For the past 18 months we have lived under a cloud. Maggie had a life threatening condition. Maybe it had been there a long time, maybe it was newly formed. It was a time bomb and was going to effect her life. It certainly explained her continuous difficulties and symptoms that would not go away. We waited and waited for something to happen, but gathering all the needed specialists took months. Finally we had a game plan, but then the surgeon declined to get involved. Back to square one, a little more bruised and frightened and more than a little angry.
We found other surgeons who proposed a minimally invasive procedure that might help. We jumped at it. We knew it might not work, but we had to give her every chance. I worried that we were going to cause more harm than good. I worried that it would not work. I worried that we would get even worse news. I worried that we were playing with fire. I fretted and wondered but decided to proceed.
Everything was arranged around this surgery. We arranged it to happen after our German visitors left because that was just too much of a cultural exchange. Once we had a date, everything was focused on the weekend. Though he has gone every year since I've known him, Steve declined tickets to the Big Game (Cal/Stanford for those of you not in the Bay Area). I declined a couple of invitations to things so we could focus on Maggie. Of course we canceled the school bus for this week so Maggie could recover from this delicate procedure.
The procedure was Friday. They went in and were done in 40 minutes. The condition did not exist. There was nothing to fix. I guess that's good news, but her symptoms will not improve because this problem is not the cause. The doctors who declined to help her any more made that decision on erroneous information. All that anguish and anger were for nothing. I am more than a little irritated.
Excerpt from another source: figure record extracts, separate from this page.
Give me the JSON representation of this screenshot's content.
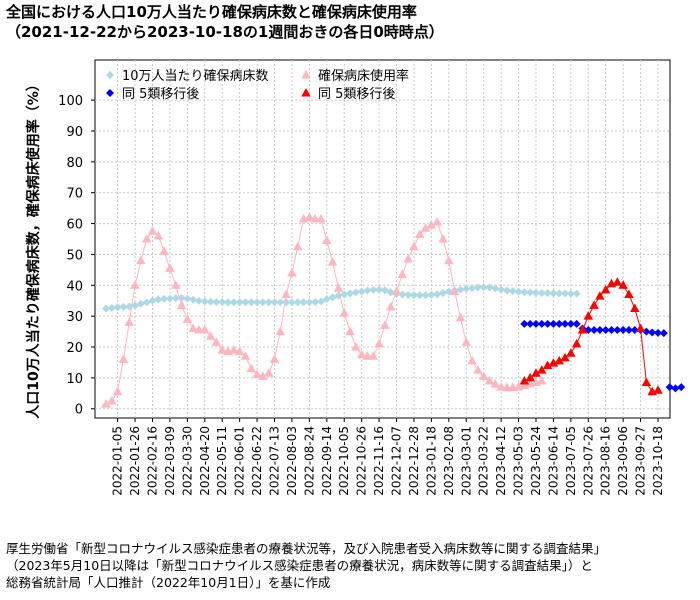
{
  "title": {
    "line1": "全国における人口10万人当たり確保病床数と確保病床使用率",
    "line2": "（2021-12-22から2023-10-18の1週間おきの各日0時時点）"
  },
  "source": {
    "line1": "厚生労働省「新型コロナウイルス感染症患者の療養状況等，及び入院患者受入病床数等に関する調査結果」",
    "line2": "（2023年5月10日以降は「新型コロナウイルス感染症患者の療養状況，病床数等に関する調査結果」）と",
    "line3": "総務省統計局「人口推計（2022年10月1日）」を基に作成"
  },
  "chart_data": {
    "type": "scatter",
    "ylabel": "人口10万人当たり確保病床数，確保病床使用率（%）",
    "ylim": [
      -3,
      113
    ],
    "yticks": [
      0,
      10,
      20,
      30,
      40,
      50,
      60,
      70,
      80,
      90,
      100
    ],
    "grid": true,
    "legend_position": "top-left",
    "x_start": "2021-12-22",
    "x_end": "2023-10-18",
    "xticks": [
      "2022-01-05",
      "2022-01-26",
      "2022-02-16",
      "2022-03-09",
      "2022-03-30",
      "2022-04-20",
      "2022-05-11",
      "2022-06-01",
      "2022-06-22",
      "2022-07-13",
      "2022-08-03",
      "2022-08-24",
      "2022-09-14",
      "2022-10-05",
      "2022-10-26",
      "2022-11-16",
      "2022-12-07",
      "2022-12-28",
      "2023-01-18",
      "2023-02-08",
      "2023-03-01",
      "2023-03-22",
      "2023-04-12",
      "2023-05-03",
      "2023-05-24",
      "2023-06-14",
      "2023-07-05",
      "2023-07-26",
      "2023-08-16",
      "2023-09-06",
      "2023-09-27",
      "2023-10-18"
    ],
    "series": [
      {
        "name": "10万人当たり確保病床数",
        "marker": "diamond",
        "color": "#add8e6",
        "x_start": "2021-12-22",
        "step_days": 7,
        "values": [
          32.5,
          32.7,
          32.9,
          33.0,
          33.1,
          33.4,
          34.0,
          34.5,
          35.0,
          35.4,
          35.6,
          35.7,
          35.8,
          35.9,
          35.7,
          35.3,
          35.0,
          34.8,
          34.7,
          34.6,
          34.6,
          34.5,
          34.5,
          34.5,
          34.5,
          34.5,
          34.5,
          34.5,
          34.5,
          34.5,
          34.5,
          34.5,
          34.5,
          34.5,
          34.5,
          34.5,
          34.6,
          34.8,
          35.5,
          36.1,
          36.6,
          37.0,
          37.4,
          37.7,
          38.0,
          38.3,
          38.5,
          38.6,
          38.4,
          37.8,
          37.2,
          37.0,
          36.9,
          36.8,
          36.8,
          36.8,
          36.9,
          37.1,
          37.5,
          37.9,
          38.3,
          38.6,
          38.9,
          39.1,
          39.3,
          39.4,
          39.3,
          39.0,
          38.6,
          38.3,
          38.1,
          37.9,
          37.8,
          37.7,
          37.6,
          37.5,
          37.5,
          37.4,
          37.4,
          37.4,
          37.3,
          37.3
        ]
      },
      {
        "name": "確保病床使用率",
        "marker": "triangle",
        "color": "#ffb6c1",
        "line": true,
        "x_start": "2021-12-22",
        "step_days": 7,
        "values": [
          1.5,
          2.5,
          5.5,
          16.0,
          28.0,
          40.0,
          48.0,
          55.0,
          57.5,
          56.0,
          51.0,
          45.5,
          40.0,
          33.5,
          29.0,
          26.0,
          25.5,
          25.5,
          23.5,
          21.5,
          19.0,
          18.5,
          19.0,
          18.5,
          17.0,
          13.0,
          11.0,
          10.5,
          11.5,
          16.0,
          25.0,
          37.0,
          44.0,
          52.5,
          61.5,
          62.0,
          61.5,
          61.5,
          54.5,
          47.5,
          39.0,
          31.0,
          25.0,
          20.0,
          17.5,
          17.0,
          17.0,
          21.0,
          27.0,
          33.0,
          38.0,
          43.5,
          48.5,
          52.5,
          56.5,
          58.5,
          59.5,
          60.5,
          55.0,
          48.0,
          38.0,
          29.5,
          21.5,
          15.5,
          12.5,
          10.5,
          9.0,
          8.0,
          7.0,
          6.8,
          6.9,
          7.0,
          7.5,
          8.0,
          8.5,
          9.0
        ]
      },
      {
        "name": "同 5類移行後",
        "marker": "diamond",
        "color": "#0000ff",
        "x_start": "2023-05-10",
        "step_days": 7,
        "values": [
          27.5,
          27.5,
          27.5,
          27.5,
          27.5,
          27.5,
          27.5,
          27.5,
          27.5,
          27.5,
          26.0,
          25.5,
          25.5,
          25.5,
          25.5,
          25.5,
          25.5,
          25.5,
          25.5,
          25.5,
          25.5,
          25.0,
          24.7,
          24.6,
          24.5,
          7.0,
          6.6,
          7.0
        ]
      },
      {
        "name": "同 5類移行後",
        "marker": "triangle",
        "color": "#ff0000",
        "line": true,
        "x_start": "2023-05-10",
        "step_days": 7,
        "values": [
          9.0,
          10.0,
          11.5,
          12.5,
          14.0,
          14.8,
          15.5,
          16.5,
          18.0,
          21.0,
          25.5,
          30.0,
          33.5,
          36.5,
          38.5,
          40.5,
          41.0,
          40.0,
          37.0,
          32.5,
          26.0,
          8.5,
          5.5,
          6.0
        ]
      }
    ]
  }
}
It's Thanksgiving week and I am trying very hard to focus on the grateful part of this story. I am very grateful that Maggie does not have this condition. I am very grateful for the surgeons at Stanford who were willing to go in and try to fix it and let us know it wasn't even there. I guess I'm grateful to know who I can depend on when the going gets tough and who will walk away.
I'm also grateful that it rained so hard last night and Steve didn't mind watching the Big Game from the living room while he folded laundry. I'm grateful for the uninterrupted sleep I got Saturday afternoon and evening even though I missed the two events.. And even though it's too late to arrange for the bus this week, I am grateful that Maggie can go to school on Monday and Tuesday.
Mostly I'm grateful that it is over and Maggie is fine and that black cloud that has been hanging over her head for 18 months is finally moving on. Or was never there.
I'm grateful the worst thing to come out of this surgery is frustration.